From a Seeking Alpha article on Options Trades posted yesterday.
MannKind Corp. (MNKD) – Bearish option traders populated biopharmaceutical company, MannKind Corp., today with shares of the firm up a slight 0.10% to $9.32. Investors threw in the towel on out-of-the-money calls in the February contract and initiated pessimistic trades using in-the-money calls. Approximately 3,600 calls were sold at the February 12.5 strike for one dollar per contract. Open interest at that strike of 6,381 contracts suggests the sale of the calls is likely the work of traders abandoning previously established bullish positions on MNKD. Meanwhile, investors expecting shares of the biotech company to move substantially lower by expiration in February, sold roughly 7,000 in-the-money calls at the February 7.5 strike for an average premium of 1.97 apiece. Option implied volatility on the stock fell 26% during the first half of the session, from an intraday high of 125.94%, to the current reading of 99.90%.

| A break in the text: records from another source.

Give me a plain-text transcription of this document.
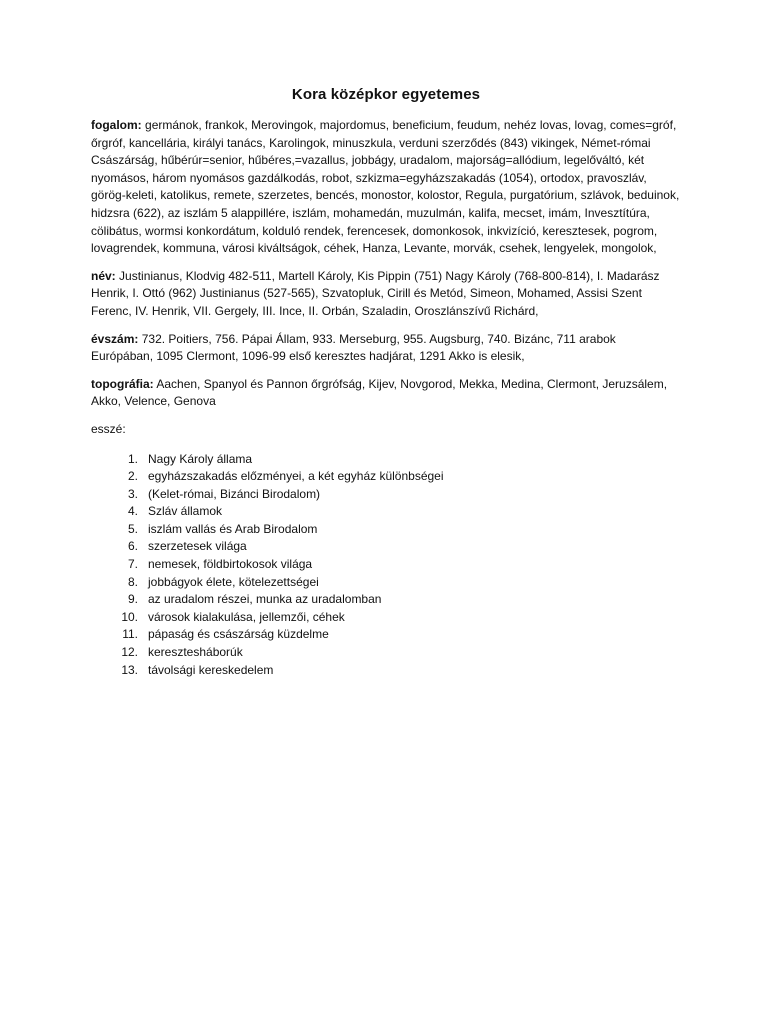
Kora középkor egyetemes

fogalom: germánok, frankok, Merovingok, majordomus, beneficium, feudum, nehéz lovas, lovag, comes=gróf, őrgróf, kancellária, királyi tanács, Karolingok, minuszkula, verduni szerződés (843) vikingek, Német-római Császárság, hűbérúr=senior, hűbéres,=vazallus, jobbágy, uradalom, majorság=allódium, legelőváltó, két nyomásos, három nyomásos gazdálkodás, robot, szkizma=egyházszakadás (1054), ortodox, pravoszláv, görög-keleti, katolikus, remete, szerzetes, bencés, monostor, kolostor, Regula, purgatórium, szlávok, beduinok, hidzsra (622), az iszlám 5 alappillére, iszlám, mohamedán, muzulmán, kalifa, mecset, imám, Invesztítúra, cölibátus, wormsi konkordátum, kolduló rendek, ferencesek, domonkosok, inkvizíció, keresztesek, pogrom, lovagrendek, kommuna, városi kiváltságok, céhek, Hanza, Levante, morvák, csehek, lengyelek, mongolok,

név: Justinianus, Klodvig 482-511, Martell Károly, Kis Pippin (751) Nagy Károly (768-800-814), I. Madarász Henrik, I. Ottó (962) Justinianus (527-565), Szvatopluk, Cirill és Metód, Simeon, Mohamed, Assisi Szent Ferenc, IV. Henrik, VII. Gergely, III. Ince, II. Orbán, Szaladin, Oroszlánszívű Richárd,

évszám: 732. Poitiers, 756. Pápai Állam, 933. Merseburg, 955. Augsburg, 740. Bizánc, 711 arabok Európában, 1095 Clermont, 1096-99 első keresztes hadjárat, 1291 Akko is elesik,

topográfia: Aachen, Spanyol és Pannon őrgrófság, Kijev, Novgorod, Mekka, Medina, Clermont, Jeruzsálem, Akko, Velence, Genova

esszé:

1. Nagy Károly állama
2. egyházszakadás előzményei, a két egyház különbségei
3. (Kelet-római, Bizánci Birodalom)
4. Szláv államok
5. iszlám vallás és Arab Birodalom
6. szerzetesek világa
7. nemesek, földbirtokosok világa
8. jobbágyok élete, kötelezettségei
9. az uradalom részei, munka az uradalomban
10. városok kialakulása, jellemzői, céhek
11. pápaság és császárság küzdelme
12. keresztesháborúk
13. távolsági kereskedelem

MY Take The downward price movement has little to do with the intrinsic value we ascribe to MNKD and everything to do with whether options traders perceive an opportunity to profit from continued upward movement, downward movement, or sideways movement in the pps. Remember, MNKD was selling at $11+ in Sept. when it took a big hit as a result of the secondary stock offering. Most people believed it was oversold, and it's been slowly climbing back from $5+ where it settled after the momentum players bailed out. Much of the gap has been filled in during the past 120 days, but now the same momentum players are again showing a lack of confidence that it can sustain its upward path. This lack of confidence is reflected in the put and call activity. From the author's observation, a lot of folks are betting that the price of MNKD at the end of Feb. will be less than $7.50. And the call contracts they sold recently, which were in the money at the time, will expire without having been exercised, allowing them to pocket the premium and still retain their MNKD shares. People who bought those in-the-money calls, thinking that they got a bargain, and planning to sell them later upon continued upward price movement or to exercise them, will find themselves out of pocket for the purchase premium. MNKD is not the only biotech which is being played this way. Until it has a balance sheet that is based on hard numbers, the pps will continue to be whipsawed by smart market players. I'm dealing with the same problem with several other biotechs I own.